Eventually we left and I went to collect my son now covered from head to foot in mud, bike included. That's what I call a good morning's fun!


  1. Gawd!
    When I was at junior school there were three events
    1. nativity play.
    2. The maypole.
    3. school sports day.
    Parents firmly excluded from any organisational post.
    I hated all three.

    You paint such a recognisable picture of the self important fusspots who could not run the proverbial in a brewery, but don't want anyone else to do it either....

    Congratulations on your award from well deserved.

  2. Thanks fly! :)
    Yes, I don't remember my parents ever being invited to organise anything at my school.

    My friend tried to start a school blog, just a simple affair giving information and the odd photo. Totally private and not referenced on Google. You wouldn't believe the flapping that went on, the bitching, the caca nerveux and the attempt to ban this 'invasion of privacy'. These parents are nuts.

  3. We've got three annual fundraisers - a sort of cross-country rally affair, the kermese and the Diner-Spectacle.

    These all work rather well, but only because the small number of children in the school (42) mean that there are only 17 sets of parents. Once those who have no interest in organising anything at all and you are left with only about 8, which is a small enough number to work with successfully.

    Mind you, a core of parents at the école public in the village seem to go out of their way to encourge strife between the schools whenever possible, so I suppose we pick it up there instead.

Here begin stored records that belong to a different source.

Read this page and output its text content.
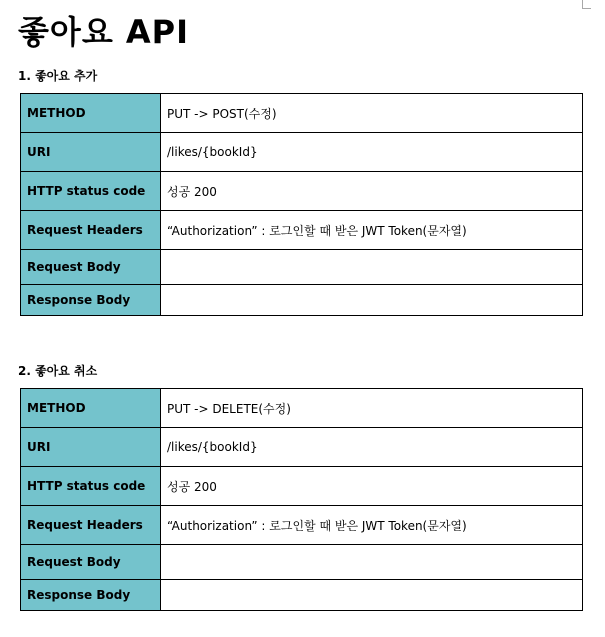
좋아요 API
1. 좋아요 추가
METHOD	PUT -> POST(수정)
URI	/likes/{bookId}
HTTP status code	성공 200
Request Headers	“Authorization” : 로그인할 때 받은 JWT Token(문자열)
Request Body	
Response Body	
2. 좋아요 취소
METHOD	PUT -> DELETE(수정)
URI	/likes/{bookId}
HTTP status code	성공 200
Request Headers	“Authorization” : 로그인할 때 받은 JWT Token(문자열)
Request Body	
Response Body	
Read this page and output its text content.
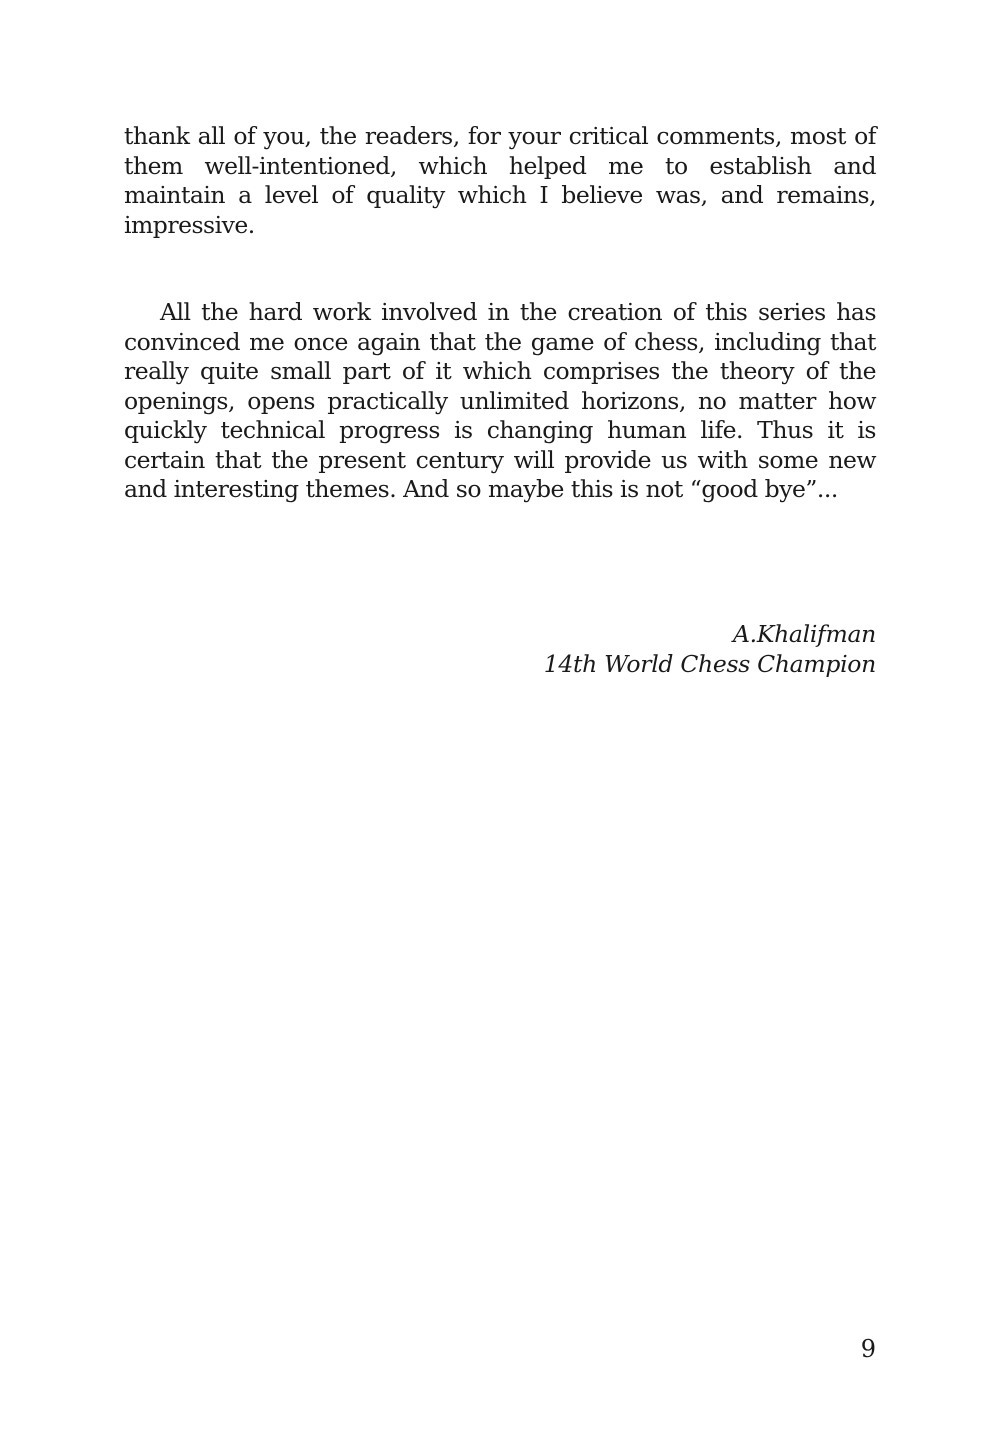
thank all of you, the readers, for your critical comments, most of them well-intentioned, which helped me to establish and maintain a level of quality which I believe was, and remains, impressive.

All the hard work involved in the creation of this series has convinced me once again that the game of chess, including that really quite small part of it which comprises the theory of the openings, opens practically unlimited horizons, no matter how quickly technical progress is changing human life. Thus it is certain that the present century will provide us with some new and interesting themes. And so maybe this is not “good bye”...

A.Khalifman
14th World Chess Champion
9
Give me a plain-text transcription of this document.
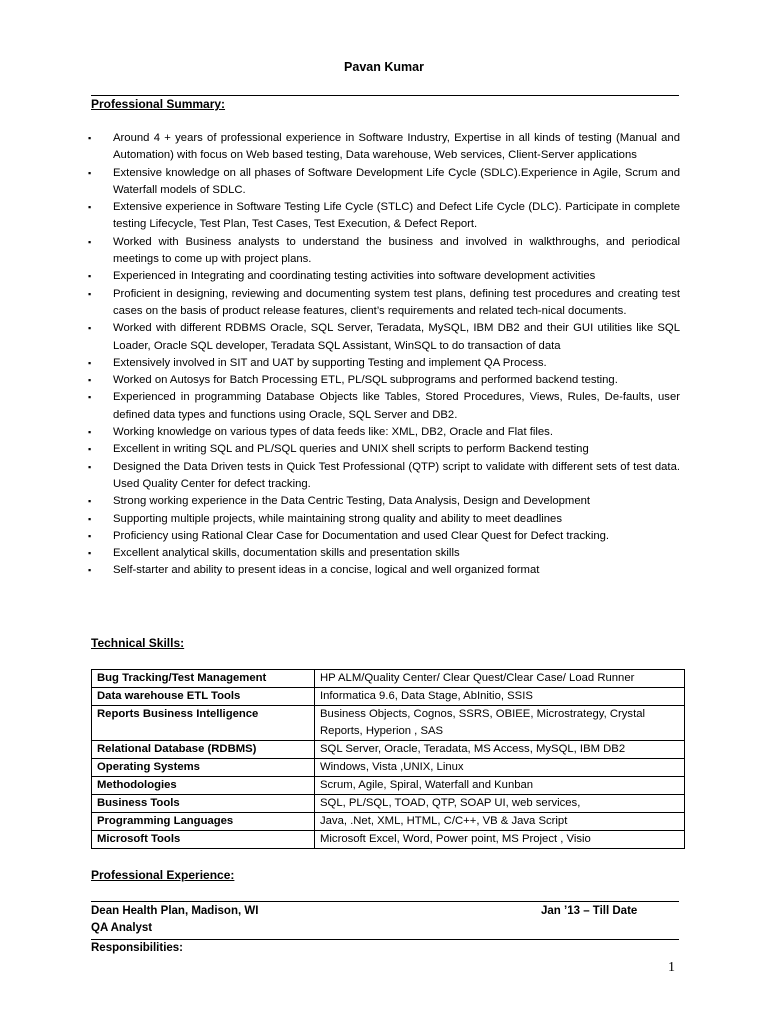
Pavan Kumar
Professional Summary:
▪ Around 4 + years of professional experience in Software Industry, Expertise in all kinds of testing (Manual and Automation) with focus on Web based testing, Data warehouse, Web services, Client-Server applications
▪ Extensive knowledge on all phases of Software Development Life Cycle (SDLC).Experience in Agile, Scrum and Waterfall models of SDLC.
▪ Extensive experience in Software Testing Life Cycle (STLC) and Defect Life Cycle (DLC). Participate in complete testing Lifecycle, Test Plan, Test Cases, Test Execution, & Defect Report.
▪ Worked with Business analysts to understand the business and involved in walkthroughs, and periodical meetings to come up with project plans.
▪ Experienced in Integrating and coordinating testing activities into software development activities
▪ Proficient in designing, reviewing and documenting system test plans, defining test procedures and creating test cases on the basis of product release features, client’s requirements and related tech-nical documents.
▪ Worked with different RDBMS Oracle, SQL Server, Teradata, MySQL, IBM DB2 and their GUI utilities like SQL Loader, Oracle SQL developer, Teradata SQL Assistant, WinSQL to do transaction of data
▪ Extensively involved in SIT and UAT by supporting Testing and implement QA Process.
▪ Worked on Autosys for Batch Processing ETL, PL/SQL subprograms and performed backend testing.
▪ Experienced in programming Database Objects like Tables, Stored Procedures, Views, Rules, De-faults, user defined data types and functions using Oracle, SQL Server and DB2.
▪ Working knowledge on various types of data feeds like: XML, DB2, Oracle and Flat files.
▪ Excellent in writing SQL and PL/SQL queries and UNIX shell scripts to perform Backend testing
▪ Designed the Data Driven tests in Quick Test Professional (QTP) script to validate with different sets of test data. Used Quality Center for defect tracking.
▪ Strong working experience in the Data Centric Testing, Data Analysis, Design and Development
▪ Supporting multiple projects, while maintaining strong quality and ability to meet deadlines
▪ Proficiency using Rational Clear Case for Documentation and used Clear Quest for Defect tracking.
▪ Excellent analytical skills, documentation skills and presentation skills
▪ Self-starter and ability to present ideas in a concise, logical and well organized format
Technical Skills:
Bug Tracking/Test Management	HP ALM/Quality Center/ Clear Quest/Clear Case/ Load Runner
Data warehouse ETL Tools	Informatica 9.6, Data Stage, AbInitio, SSIS
Reports Business Intelligence	Business Objects, Cognos, SSRS, OBIEE, Microstrategy, Crystal Reports, Hyperion , SAS
Relational Database (RDBMS)	SQL Server, Oracle, Teradata, MS Access, MySQL, IBM DB2
Operating Systems	Windows, Vista ,UNIX, Linux
Methodologies	Scrum, Agile, Spiral, Waterfall and Kunban
Business Tools	SQL, PL/SQL, TOAD, QTP, SOAP UI, web services,
Programming Languages	Java, .Net, XML, HTML, C/C++, VB & Java Script
Microsoft Tools	Microsoft Excel, Word, Power point, MS Project , Visio
Professional Experience:
Dean Health Plan, Madison, WI	Jan ’13 – Till Date
QA Analyst
Responsibilities:
1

    This all changes at collège (700+ kids) where the OGEC and APPEL groups spend so much time knocking lumps off of each other that they have - for the purposes of extra-curicula stuuf - become completely irrelevent and everything gets done by our head teacher, a dozen or so of the teachers and a handful of carefully selected and descretely co-opted parents and grandparents (not me - I've not been vetted yet) who can be trusted to do things.